Here is the age old wedding cake debate, and another tirade from me. I think we can all agree that wedding cakes should be beautiful. It is very common to use fondant on your cake to give it clean, elegant lines. Fondant is a “thick, creamy sugar paste”. It can be dyed to almost any color and no one can deny that it looks very lovely when done well. My major problem is the taste of it. I am a sugar lover, I will eat it by the spoonful but somewhere between sugar and fondant it loses its deliciousness.
I have met a few people who don’t mind it, or even fewer who actually like it. There is also a school of thought that says if you have delectable flavored icing underneath the fondant it works out ok.

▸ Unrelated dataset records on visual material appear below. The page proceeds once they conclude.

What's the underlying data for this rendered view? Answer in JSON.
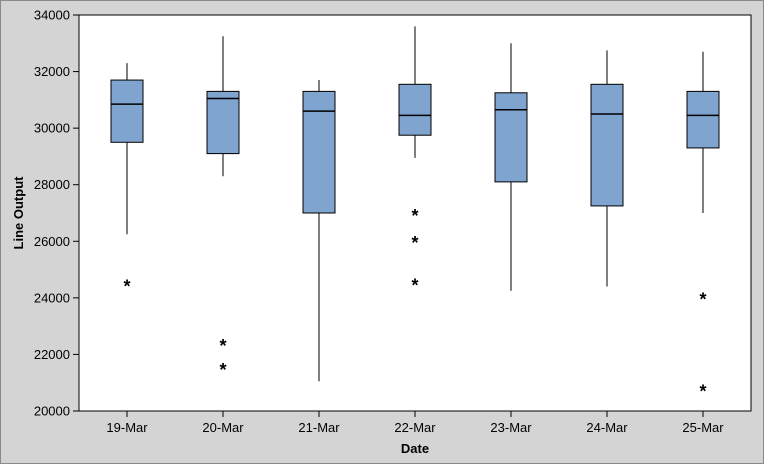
{
  "chart_data": {
    "type": "boxplot",
    "xlabel": "Date",
    "ylabel": "Line Output",
    "ylim": [
      20000,
      34000
    ],
    "yticks": [
      20000,
      22000,
      24000,
      26000,
      28000,
      30000,
      32000,
      34000
    ],
    "grid": false,
    "colors": {
      "box_fill": "#7fa4d0",
      "plot_bg": "#ffffff",
      "panel_bg": "#d4d4d4"
    },
    "outlier_symbol": "*",
    "categories": [
      "19-Mar",
      "20-Mar",
      "21-Mar",
      "22-Mar",
      "23-Mar",
      "24-Mar",
      "25-Mar"
    ],
    "boxes": [
      {
        "category": "19-Mar",
        "whisker_low": 26250,
        "q1": 29500,
        "median": 30850,
        "q3": 31700,
        "whisker_high": 32300,
        "outliers": [
          24500
        ]
      },
      {
        "category": "20-Mar",
        "whisker_low": 28300,
        "q1": 29100,
        "median": 31050,
        "q3": 31300,
        "whisker_high": 33250,
        "outliers": [
          22400,
          21550
        ]
      },
      {
        "category": "21-Mar",
        "whisker_low": 21050,
        "q1": 27000,
        "median": 30600,
        "q3": 31300,
        "whisker_high": 31700,
        "outliers": []
      },
      {
        "category": "22-Mar",
        "whisker_low": 28950,
        "q1": 29750,
        "median": 30450,
        "q3": 31550,
        "whisker_high": 33600,
        "outliers": [
          27000,
          26050,
          24550
        ]
      },
      {
        "category": "23-Mar",
        "whisker_low": 24250,
        "q1": 28100,
        "median": 30650,
        "q3": 31250,
        "whisker_high": 33000,
        "outliers": []
      },
      {
        "category": "24-Mar",
        "whisker_low": 24400,
        "q1": 27250,
        "median": 30500,
        "q3": 31550,
        "whisker_high": 32750,
        "outliers": []
      },
      {
        "category": "25-Mar",
        "whisker_low": 27000,
        "q1": 29300,
        "median": 30450,
        "q3": 31300,
        "whisker_high": 32700,
        "outliers": [
          24050,
          20800
        ]
      }
    ]
  }
}
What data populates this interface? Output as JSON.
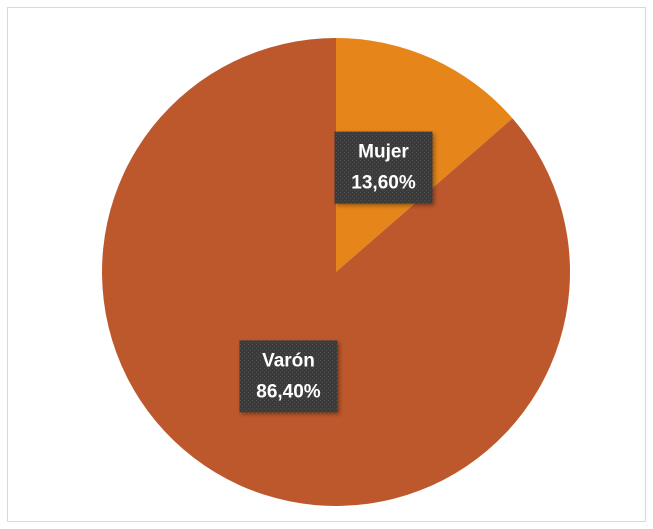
{
  "chart_data": {
    "type": "pie",
    "categories": [
      "Mujer",
      "Varón"
    ],
    "values": [
      13.6,
      86.4
    ],
    "value_labels": [
      "13,60%",
      "86,40%"
    ],
    "colors": [
      "#e6851a",
      "#bd582c"
    ]
  }
}
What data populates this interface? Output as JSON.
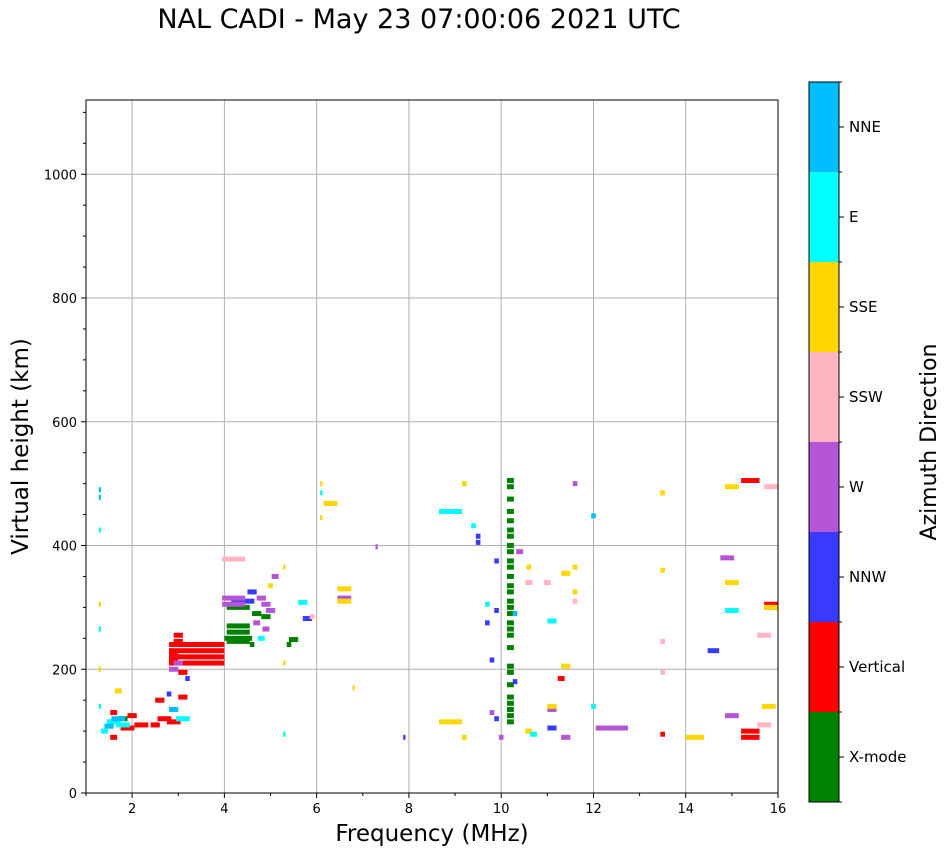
{
  "chart_data": {
    "type": "scatter",
    "title": "NAL CADI - May 23 07:00:06 2021 UTC",
    "xlabel": "Frequency (MHz)",
    "ylabel": "Virtual height (km)",
    "xlim": [
      1,
      16
    ],
    "ylim": [
      0,
      1120
    ],
    "xticks": [
      2,
      4,
      6,
      8,
      10,
      12,
      14,
      16
    ],
    "yticks": [
      0,
      200,
      400,
      600,
      800,
      1000
    ],
    "grid": true,
    "colorbar": {
      "label": "Azimuth Direction",
      "categories": [
        "X-mode",
        "Vertical",
        "NNW",
        "W",
        "SSW",
        "SSE",
        "E",
        "NNE"
      ],
      "colors": [
        "#008000",
        "#ff0000",
        "#3a3aff",
        "#b455d5",
        "#ffb6c1",
        "#ffd700",
        "#00ffff",
        "#00bfff"
      ]
    },
    "series": [
      {
        "name": "X-mode",
        "points": [
          [
            4.3,
            300,
            0.5
          ],
          [
            4.3,
            270,
            0.5
          ],
          [
            4.3,
            260,
            0.5
          ],
          [
            4.3,
            250,
            0.6
          ],
          [
            4.3,
            245,
            0.5
          ],
          [
            4.7,
            290,
            0.2
          ],
          [
            4.9,
            285,
            0.2
          ],
          [
            5.5,
            248,
            0.2
          ],
          [
            5.4,
            240,
            0.1
          ],
          [
            4.6,
            240,
            0.1
          ],
          [
            10.2,
            505,
            0.15
          ],
          [
            10.2,
            495,
            0.15
          ],
          [
            10.2,
            475,
            0.15
          ],
          [
            10.2,
            455,
            0.15
          ],
          [
            10.2,
            440,
            0.15
          ],
          [
            10.2,
            425,
            0.15
          ],
          [
            10.2,
            415,
            0.15
          ],
          [
            10.2,
            400,
            0.15
          ],
          [
            10.2,
            390,
            0.15
          ],
          [
            10.2,
            375,
            0.15
          ],
          [
            10.2,
            365,
            0.15
          ],
          [
            10.2,
            350,
            0.15
          ],
          [
            10.2,
            335,
            0.15
          ],
          [
            10.2,
            325,
            0.15
          ],
          [
            10.2,
            310,
            0.15
          ],
          [
            10.2,
            300,
            0.15
          ],
          [
            10.2,
            290,
            0.15
          ],
          [
            10.2,
            275,
            0.15
          ],
          [
            10.2,
            265,
            0.15
          ],
          [
            10.2,
            255,
            0.15
          ],
          [
            10.2,
            235,
            0.15
          ],
          [
            10.2,
            205,
            0.15
          ],
          [
            10.2,
            195,
            0.15
          ],
          [
            10.2,
            175,
            0.15
          ],
          [
            10.2,
            155,
            0.15
          ],
          [
            10.2,
            145,
            0.15
          ],
          [
            10.2,
            135,
            0.15
          ],
          [
            10.2,
            125,
            0.15
          ],
          [
            10.2,
            115,
            0.15
          ],
          [
            1.8,
            120,
            0.2
          ]
        ]
      },
      {
        "name": "Vertical",
        "points": [
          [
            3.4,
            240,
            1.2
          ],
          [
            3.4,
            230,
            1.2
          ],
          [
            3.4,
            220,
            1.2
          ],
          [
            3.4,
            210,
            1.2
          ],
          [
            3.0,
            255,
            0.2
          ],
          [
            3.0,
            245,
            0.2
          ],
          [
            2.9,
            225,
            0.2
          ],
          [
            2.9,
            215,
            0.2
          ],
          [
            3.1,
            195,
            0.2
          ],
          [
            3.1,
            155,
            0.2
          ],
          [
            2.7,
            120,
            0.3
          ],
          [
            2.9,
            115,
            0.3
          ],
          [
            2.5,
            110,
            0.2
          ],
          [
            2.2,
            110,
            0.3
          ],
          [
            2.0,
            125,
            0.2
          ],
          [
            1.6,
            130,
            0.15
          ],
          [
            1.6,
            90,
            0.15
          ],
          [
            1.9,
            105,
            0.3
          ],
          [
            2.6,
            150,
            0.2
          ],
          [
            11.3,
            185,
            0.15
          ],
          [
            13.5,
            95,
            0.1
          ],
          [
            15.4,
            505,
            0.4
          ],
          [
            15.4,
            100,
            0.4
          ],
          [
            15.4,
            90,
            0.4
          ],
          [
            15.9,
            305,
            0.3
          ]
        ]
      },
      {
        "name": "NNW",
        "points": [
          [
            9.5,
            415,
            0.1
          ],
          [
            9.5,
            405,
            0.1
          ],
          [
            9.7,
            275,
            0.1
          ],
          [
            9.9,
            120,
            0.1
          ],
          [
            9.9,
            375,
            0.1
          ],
          [
            9.8,
            215,
            0.1
          ],
          [
            10.3,
            180,
            0.1
          ],
          [
            11.1,
            105,
            0.2
          ],
          [
            14.6,
            230,
            0.25
          ],
          [
            5.8,
            282,
            0.2
          ],
          [
            4.4,
            310,
            0.5
          ],
          [
            7.9,
            90,
            0.05
          ],
          [
            9.9,
            295,
            0.1
          ],
          [
            2.8,
            160,
            0.1
          ],
          [
            3.2,
            185,
            0.1
          ],
          [
            4.6,
            325,
            0.2
          ]
        ]
      },
      {
        "name": "W",
        "points": [
          [
            4.2,
            315,
            0.5
          ],
          [
            4.2,
            305,
            0.5
          ],
          [
            4.8,
            315,
            0.2
          ],
          [
            4.9,
            305,
            0.2
          ],
          [
            5.0,
            295,
            0.2
          ],
          [
            4.7,
            275,
            0.15
          ],
          [
            4.9,
            265,
            0.15
          ],
          [
            5.1,
            350,
            0.15
          ],
          [
            11.6,
            500,
            0.1
          ],
          [
            10.4,
            390,
            0.15
          ],
          [
            11.1,
            135,
            0.2
          ],
          [
            12.4,
            105,
            0.7
          ],
          [
            14.9,
            380,
            0.3
          ],
          [
            15.0,
            125,
            0.3
          ],
          [
            9.8,
            130,
            0.1
          ],
          [
            10.0,
            90,
            0.1
          ],
          [
            11.4,
            90,
            0.2
          ],
          [
            15.9,
            300,
            0.3
          ],
          [
            2.9,
            200,
            0.2
          ],
          [
            3.0,
            210,
            0.2
          ],
          [
            6.6,
            315,
            0.3
          ],
          [
            7.3,
            398,
            0.05
          ]
        ]
      },
      {
        "name": "SSW",
        "points": [
          [
            4.2,
            378,
            0.5
          ],
          [
            5.9,
            285,
            0.1
          ],
          [
            11.0,
            340,
            0.15
          ],
          [
            10.6,
            340,
            0.15
          ],
          [
            15.7,
            255,
            0.3
          ],
          [
            15.7,
            110,
            0.3
          ],
          [
            13.5,
            195,
            0.1
          ],
          [
            13.5,
            245,
            0.1
          ],
          [
            11.6,
            310,
            0.1
          ],
          [
            15.9,
            495,
            0.3
          ]
        ]
      },
      {
        "name": "SSE",
        "points": [
          [
            6.3,
            468,
            0.3
          ],
          [
            6.6,
            330,
            0.3
          ],
          [
            6.6,
            310,
            0.3
          ],
          [
            9.2,
            500,
            0.1
          ],
          [
            8.9,
            115,
            0.5
          ],
          [
            9.2,
            90,
            0.1
          ],
          [
            10.6,
            100,
            0.15
          ],
          [
            11.1,
            140,
            0.2
          ],
          [
            11.4,
            205,
            0.2
          ],
          [
            11.4,
            355,
            0.2
          ],
          [
            11.6,
            365,
            0.1
          ],
          [
            11.6,
            325,
            0.1
          ],
          [
            13.5,
            485,
            0.1
          ],
          [
            13.5,
            360,
            0.1
          ],
          [
            14.2,
            90,
            0.4
          ],
          [
            15.0,
            495,
            0.3
          ],
          [
            15.0,
            340,
            0.3
          ],
          [
            15.8,
            140,
            0.3
          ],
          [
            15.9,
            300,
            0.3
          ],
          [
            6.1,
            500,
            0.05
          ],
          [
            6.1,
            445,
            0.05
          ],
          [
            5.0,
            335,
            0.1
          ],
          [
            1.7,
            165,
            0.15
          ],
          [
            1.3,
            305,
            0.05
          ],
          [
            1.3,
            200,
            0.05
          ],
          [
            5.3,
            210,
            0.05
          ],
          [
            5.3,
            365,
            0.05
          ],
          [
            6.8,
            170,
            0.05
          ],
          [
            10.6,
            365,
            0.1
          ]
        ]
      },
      {
        "name": "E",
        "points": [
          [
            8.9,
            455,
            0.5
          ],
          [
            9.4,
            432,
            0.1
          ],
          [
            9.7,
            305,
            0.1
          ],
          [
            11.1,
            278,
            0.2
          ],
          [
            10.7,
            95,
            0.15
          ],
          [
            15.0,
            295,
            0.3
          ],
          [
            5.7,
            308,
            0.2
          ],
          [
            4.8,
            250,
            0.15
          ],
          [
            3.1,
            120,
            0.3
          ],
          [
            1.6,
            115,
            0.3
          ],
          [
            1.8,
            110,
            0.3
          ],
          [
            1.4,
            100,
            0.15
          ],
          [
            1.3,
            140,
            0.05
          ],
          [
            1.3,
            265,
            0.05
          ],
          [
            1.3,
            425,
            0.05
          ],
          [
            5.3,
            95,
            0.05
          ],
          [
            12.0,
            140,
            0.1
          ],
          [
            6.1,
            485,
            0.05
          ]
        ]
      },
      {
        "name": "NNE",
        "points": [
          [
            1.3,
            490,
            0.05
          ],
          [
            1.3,
            478,
            0.05
          ],
          [
            12.0,
            448,
            0.1
          ],
          [
            2.9,
            135,
            0.2
          ],
          [
            10.3,
            290,
            0.1
          ],
          [
            1.7,
            120,
            0.3
          ],
          [
            1.5,
            108,
            0.2
          ]
        ]
      }
    ]
  }
}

People will just peal the fondant off of the cake and eat what is underneath it. What about those poor souls who don’t know what it is they are about to eat and don’t know to do that? They will have that gummy, bland taste overriding the well selected cake and icing flavors.
The first time I sat down with our wedding coordinator and got to the subject of cake, the one thing she said was, ” We don’t use fondant.” I was sold. It tells a sad story for fondant though if this is the most important thing our vendor has to say about there product.
Needless to say after the above, we are not having a fondant cake and so I have been searching for elegant, beautiful cakes with butter cream frosting or other icings. In my research I have also found some cakes that in photos are to die for gorgeous. I just have to keep thinking of the time I ate a fondant cake and immediately feel confident in my decision to skip the elegance.